The final ceremony may take place within a few days or after the lapse of months, for the governing factor is simply expense. Relations from other pâḍis are invited, and they may bring their friends. The opening day for this ceremony must be a Monday, on which day the people simply foregather and have a good feed. Next day all go to the spot where the corpse was burned. Some earth is strewn over the ashes, and, with the end of a stick, the full-length figure of a man is drawn. A hole to the depth of three feet is dug just over the head, and into it are put, (1), seven silver coins of small value, (or a small silver ornament if there are no coins to be had); (2), four bones which have been taken from the ashes, which are supposed to represent the hands and feet, and are washed; (3), a small quantity of rice and râgi; and, (4), one of seven bundles of rice which have been prepared.
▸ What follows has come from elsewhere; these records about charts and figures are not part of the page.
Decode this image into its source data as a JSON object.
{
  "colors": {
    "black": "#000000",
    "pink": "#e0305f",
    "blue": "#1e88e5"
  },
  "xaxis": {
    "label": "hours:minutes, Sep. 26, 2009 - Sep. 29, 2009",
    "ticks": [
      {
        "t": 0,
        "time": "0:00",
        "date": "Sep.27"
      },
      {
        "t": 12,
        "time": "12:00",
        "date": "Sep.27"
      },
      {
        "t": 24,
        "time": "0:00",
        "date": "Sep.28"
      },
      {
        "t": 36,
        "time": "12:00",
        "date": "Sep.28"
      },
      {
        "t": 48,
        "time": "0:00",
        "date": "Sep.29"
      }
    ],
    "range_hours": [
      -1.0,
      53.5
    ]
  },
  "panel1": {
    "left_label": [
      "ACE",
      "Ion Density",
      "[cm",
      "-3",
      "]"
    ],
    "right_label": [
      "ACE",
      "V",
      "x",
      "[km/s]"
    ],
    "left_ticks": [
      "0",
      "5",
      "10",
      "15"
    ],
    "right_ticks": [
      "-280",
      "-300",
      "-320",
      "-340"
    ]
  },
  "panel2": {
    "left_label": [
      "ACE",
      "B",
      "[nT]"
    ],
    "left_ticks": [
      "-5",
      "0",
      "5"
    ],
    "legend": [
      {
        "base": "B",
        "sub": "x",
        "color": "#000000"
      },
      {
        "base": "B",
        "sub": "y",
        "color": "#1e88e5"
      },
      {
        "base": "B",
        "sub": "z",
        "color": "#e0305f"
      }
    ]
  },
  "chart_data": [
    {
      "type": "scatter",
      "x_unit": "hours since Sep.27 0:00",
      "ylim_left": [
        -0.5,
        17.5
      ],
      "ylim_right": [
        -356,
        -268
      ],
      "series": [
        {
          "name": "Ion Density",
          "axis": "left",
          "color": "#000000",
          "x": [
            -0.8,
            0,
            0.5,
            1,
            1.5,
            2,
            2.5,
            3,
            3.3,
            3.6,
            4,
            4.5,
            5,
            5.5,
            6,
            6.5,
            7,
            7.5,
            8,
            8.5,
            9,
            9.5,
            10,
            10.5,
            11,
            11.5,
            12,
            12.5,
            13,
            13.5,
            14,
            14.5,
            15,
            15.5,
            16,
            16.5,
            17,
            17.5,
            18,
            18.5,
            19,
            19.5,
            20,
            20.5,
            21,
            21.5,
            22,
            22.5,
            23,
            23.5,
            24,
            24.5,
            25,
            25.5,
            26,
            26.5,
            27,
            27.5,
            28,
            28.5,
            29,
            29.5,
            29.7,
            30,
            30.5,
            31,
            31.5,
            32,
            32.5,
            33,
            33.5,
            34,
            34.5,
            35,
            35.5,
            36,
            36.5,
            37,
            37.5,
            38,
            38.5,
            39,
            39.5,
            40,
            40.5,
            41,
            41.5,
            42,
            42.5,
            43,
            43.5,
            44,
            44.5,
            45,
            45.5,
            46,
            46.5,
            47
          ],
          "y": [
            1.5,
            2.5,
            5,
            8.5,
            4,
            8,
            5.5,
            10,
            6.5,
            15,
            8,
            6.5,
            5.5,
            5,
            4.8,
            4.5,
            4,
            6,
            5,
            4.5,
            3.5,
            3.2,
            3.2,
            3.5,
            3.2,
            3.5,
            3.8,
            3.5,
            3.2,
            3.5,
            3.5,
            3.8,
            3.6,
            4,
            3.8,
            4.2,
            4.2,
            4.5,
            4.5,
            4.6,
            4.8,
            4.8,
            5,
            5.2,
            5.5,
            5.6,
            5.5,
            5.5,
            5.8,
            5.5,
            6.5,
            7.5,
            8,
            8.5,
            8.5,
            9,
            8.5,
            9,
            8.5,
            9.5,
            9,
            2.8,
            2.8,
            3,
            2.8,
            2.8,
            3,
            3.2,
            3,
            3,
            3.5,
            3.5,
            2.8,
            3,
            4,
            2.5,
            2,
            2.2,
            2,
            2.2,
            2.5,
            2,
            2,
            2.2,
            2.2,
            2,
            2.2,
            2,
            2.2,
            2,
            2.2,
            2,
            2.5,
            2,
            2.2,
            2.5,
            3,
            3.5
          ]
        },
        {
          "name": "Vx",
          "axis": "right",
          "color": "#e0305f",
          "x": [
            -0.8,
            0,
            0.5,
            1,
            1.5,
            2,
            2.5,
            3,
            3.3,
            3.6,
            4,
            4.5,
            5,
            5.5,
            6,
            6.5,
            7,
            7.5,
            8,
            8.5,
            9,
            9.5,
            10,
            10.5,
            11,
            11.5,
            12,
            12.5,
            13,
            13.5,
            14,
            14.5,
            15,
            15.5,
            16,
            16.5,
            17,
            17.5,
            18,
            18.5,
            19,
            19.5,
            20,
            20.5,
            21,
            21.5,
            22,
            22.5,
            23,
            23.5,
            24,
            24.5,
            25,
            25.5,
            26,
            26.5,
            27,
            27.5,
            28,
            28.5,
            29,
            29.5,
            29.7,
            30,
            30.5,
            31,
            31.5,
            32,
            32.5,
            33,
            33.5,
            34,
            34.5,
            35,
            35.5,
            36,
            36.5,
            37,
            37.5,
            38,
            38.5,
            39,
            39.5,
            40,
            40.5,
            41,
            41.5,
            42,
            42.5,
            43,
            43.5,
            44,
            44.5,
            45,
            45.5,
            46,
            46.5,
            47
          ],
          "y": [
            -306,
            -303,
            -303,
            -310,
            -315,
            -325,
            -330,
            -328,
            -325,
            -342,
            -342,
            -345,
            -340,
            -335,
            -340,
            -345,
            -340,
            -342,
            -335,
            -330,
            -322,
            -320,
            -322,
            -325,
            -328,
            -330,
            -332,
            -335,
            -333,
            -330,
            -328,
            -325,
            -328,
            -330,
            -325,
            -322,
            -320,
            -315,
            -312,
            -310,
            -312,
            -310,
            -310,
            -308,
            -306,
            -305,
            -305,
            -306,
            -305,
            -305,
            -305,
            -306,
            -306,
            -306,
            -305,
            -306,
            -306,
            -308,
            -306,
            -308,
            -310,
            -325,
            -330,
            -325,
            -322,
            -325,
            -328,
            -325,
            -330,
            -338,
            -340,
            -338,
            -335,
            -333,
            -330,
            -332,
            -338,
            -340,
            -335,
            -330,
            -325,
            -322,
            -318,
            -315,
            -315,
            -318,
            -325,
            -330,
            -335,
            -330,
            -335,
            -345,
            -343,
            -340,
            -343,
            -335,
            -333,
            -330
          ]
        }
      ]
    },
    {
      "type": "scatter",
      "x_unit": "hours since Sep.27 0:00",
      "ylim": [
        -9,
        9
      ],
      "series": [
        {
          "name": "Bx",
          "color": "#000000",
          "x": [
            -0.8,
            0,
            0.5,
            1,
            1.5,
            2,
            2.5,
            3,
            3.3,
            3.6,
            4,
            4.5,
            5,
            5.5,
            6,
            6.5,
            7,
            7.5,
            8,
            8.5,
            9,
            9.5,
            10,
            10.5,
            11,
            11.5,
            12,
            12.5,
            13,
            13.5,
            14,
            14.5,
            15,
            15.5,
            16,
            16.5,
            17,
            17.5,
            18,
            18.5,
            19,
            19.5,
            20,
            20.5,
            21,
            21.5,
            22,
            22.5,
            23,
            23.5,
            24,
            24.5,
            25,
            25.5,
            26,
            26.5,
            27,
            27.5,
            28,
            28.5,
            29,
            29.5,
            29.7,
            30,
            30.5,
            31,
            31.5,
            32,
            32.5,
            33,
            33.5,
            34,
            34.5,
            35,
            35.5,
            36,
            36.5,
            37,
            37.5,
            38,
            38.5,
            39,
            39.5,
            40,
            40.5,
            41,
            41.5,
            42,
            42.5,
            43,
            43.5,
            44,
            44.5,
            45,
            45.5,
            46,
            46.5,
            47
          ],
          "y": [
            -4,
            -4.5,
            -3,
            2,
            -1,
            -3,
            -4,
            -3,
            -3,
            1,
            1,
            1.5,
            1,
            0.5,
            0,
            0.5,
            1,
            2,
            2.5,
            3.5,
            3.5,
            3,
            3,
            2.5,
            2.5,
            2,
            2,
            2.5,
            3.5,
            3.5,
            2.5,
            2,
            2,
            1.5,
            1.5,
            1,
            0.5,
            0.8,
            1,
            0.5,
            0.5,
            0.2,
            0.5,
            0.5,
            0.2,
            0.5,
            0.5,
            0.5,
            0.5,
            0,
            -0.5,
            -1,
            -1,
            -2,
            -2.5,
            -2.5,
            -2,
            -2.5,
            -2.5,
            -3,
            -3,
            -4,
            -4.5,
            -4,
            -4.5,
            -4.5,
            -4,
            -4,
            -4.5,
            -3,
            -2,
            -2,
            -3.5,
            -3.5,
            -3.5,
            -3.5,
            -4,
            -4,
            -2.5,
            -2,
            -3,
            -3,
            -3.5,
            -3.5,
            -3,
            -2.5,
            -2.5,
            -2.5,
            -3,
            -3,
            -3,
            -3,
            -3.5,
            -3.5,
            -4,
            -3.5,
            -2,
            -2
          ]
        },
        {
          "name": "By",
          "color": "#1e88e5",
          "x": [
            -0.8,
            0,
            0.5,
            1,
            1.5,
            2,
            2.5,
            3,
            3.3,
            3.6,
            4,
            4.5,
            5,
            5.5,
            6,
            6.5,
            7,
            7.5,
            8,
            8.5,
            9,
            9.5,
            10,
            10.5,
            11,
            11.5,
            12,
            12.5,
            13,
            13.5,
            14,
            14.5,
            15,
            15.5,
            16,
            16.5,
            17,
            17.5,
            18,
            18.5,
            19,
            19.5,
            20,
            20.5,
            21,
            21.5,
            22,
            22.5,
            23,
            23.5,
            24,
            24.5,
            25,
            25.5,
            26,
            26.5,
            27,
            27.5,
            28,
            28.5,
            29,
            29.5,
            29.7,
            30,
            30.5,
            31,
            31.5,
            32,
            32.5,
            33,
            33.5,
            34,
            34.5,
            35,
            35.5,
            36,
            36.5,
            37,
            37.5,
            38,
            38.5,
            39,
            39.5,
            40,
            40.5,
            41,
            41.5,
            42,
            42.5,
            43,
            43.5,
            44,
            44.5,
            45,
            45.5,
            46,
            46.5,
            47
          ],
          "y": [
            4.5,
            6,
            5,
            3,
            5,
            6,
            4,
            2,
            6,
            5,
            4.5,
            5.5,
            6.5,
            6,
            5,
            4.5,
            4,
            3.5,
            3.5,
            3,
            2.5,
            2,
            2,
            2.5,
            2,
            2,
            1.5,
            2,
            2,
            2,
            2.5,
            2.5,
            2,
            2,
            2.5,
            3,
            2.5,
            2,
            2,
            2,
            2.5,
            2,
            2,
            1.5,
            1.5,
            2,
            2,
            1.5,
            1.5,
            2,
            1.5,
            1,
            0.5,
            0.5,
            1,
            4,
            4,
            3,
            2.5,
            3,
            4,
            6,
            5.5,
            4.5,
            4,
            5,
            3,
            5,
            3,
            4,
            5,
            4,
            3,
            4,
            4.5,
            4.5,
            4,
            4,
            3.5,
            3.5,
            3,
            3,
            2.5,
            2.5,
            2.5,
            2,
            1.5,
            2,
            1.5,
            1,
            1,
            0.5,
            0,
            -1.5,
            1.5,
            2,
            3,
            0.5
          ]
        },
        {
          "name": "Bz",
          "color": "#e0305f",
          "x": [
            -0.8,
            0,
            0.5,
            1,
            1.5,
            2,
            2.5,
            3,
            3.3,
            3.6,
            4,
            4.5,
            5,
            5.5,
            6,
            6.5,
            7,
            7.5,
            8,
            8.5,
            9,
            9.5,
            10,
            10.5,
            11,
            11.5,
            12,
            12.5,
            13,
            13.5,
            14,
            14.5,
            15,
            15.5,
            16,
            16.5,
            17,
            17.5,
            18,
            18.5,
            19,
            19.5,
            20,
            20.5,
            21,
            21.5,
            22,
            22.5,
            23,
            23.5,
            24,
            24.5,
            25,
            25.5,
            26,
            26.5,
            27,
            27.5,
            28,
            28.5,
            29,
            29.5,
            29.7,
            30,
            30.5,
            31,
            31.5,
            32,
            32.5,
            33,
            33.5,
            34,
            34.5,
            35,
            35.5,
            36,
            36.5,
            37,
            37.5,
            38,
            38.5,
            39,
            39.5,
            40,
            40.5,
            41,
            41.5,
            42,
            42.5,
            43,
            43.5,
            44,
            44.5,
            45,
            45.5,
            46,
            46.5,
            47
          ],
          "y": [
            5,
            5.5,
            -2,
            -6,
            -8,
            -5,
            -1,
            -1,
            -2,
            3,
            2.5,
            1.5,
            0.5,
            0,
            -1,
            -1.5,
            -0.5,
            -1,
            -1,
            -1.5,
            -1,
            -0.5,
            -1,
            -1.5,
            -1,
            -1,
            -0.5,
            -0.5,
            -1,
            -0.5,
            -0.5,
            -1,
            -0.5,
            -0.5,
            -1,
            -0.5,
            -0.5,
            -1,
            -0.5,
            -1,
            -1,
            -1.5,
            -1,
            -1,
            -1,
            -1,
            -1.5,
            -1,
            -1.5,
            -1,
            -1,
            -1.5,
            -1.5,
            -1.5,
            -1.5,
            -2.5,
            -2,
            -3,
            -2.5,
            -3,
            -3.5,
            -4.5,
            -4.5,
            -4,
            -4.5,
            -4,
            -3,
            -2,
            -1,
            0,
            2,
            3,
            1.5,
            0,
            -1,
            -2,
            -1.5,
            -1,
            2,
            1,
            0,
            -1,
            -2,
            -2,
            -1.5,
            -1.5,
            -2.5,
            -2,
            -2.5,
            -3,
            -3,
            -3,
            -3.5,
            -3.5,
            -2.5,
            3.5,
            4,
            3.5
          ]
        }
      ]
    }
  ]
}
The hole is covered over with leaves, and, in order to preserve its contents from contamination by falling earth, a small platform of sticks and stones is fixed above them. Upon this little platform are placed the six remaining small bundles of rice, earth is thrown in, and the hole is filled up. On the surface, there are placed small thorny branches, probably for the purpose of discouraging the dogs which, having to find their own living, might be inclined to dig up the food. When returning to the pâḍi, after bathing, the ceremony with the cow-dung water is again observed. Some rice is then cooked. The deceased's widow sits on the ground outside her hut, and beside her is placed a winnowing-basket in which is some of the cooked rice, and a bamboo vessel or a coco-nut shell containing water. A large mat is then placed right over the woman, the winnowing-basket, and the vessel of water. She sprinkles the water, rises, and enters the house, where a quantity of food has been already prepared for the deceased. The headman distributes the cooked rice which was in the winnowing-basket to the visitors who are friends of the family, while the widow and the nearest relatives eat the food which is in the hut on behalf of the deceased. On the following Uchâl day the deceased is represented by a strip of bamboo pegged out in the manner which has been already described.

  1. The word Pennu has the same signification among the Khonds in the extreme north-east of the Madras Presidency.
  2. The only information I have on the subject of marriage is that a man may not under any circumstances take a second wife from the pâḍi to which his first wife belonged.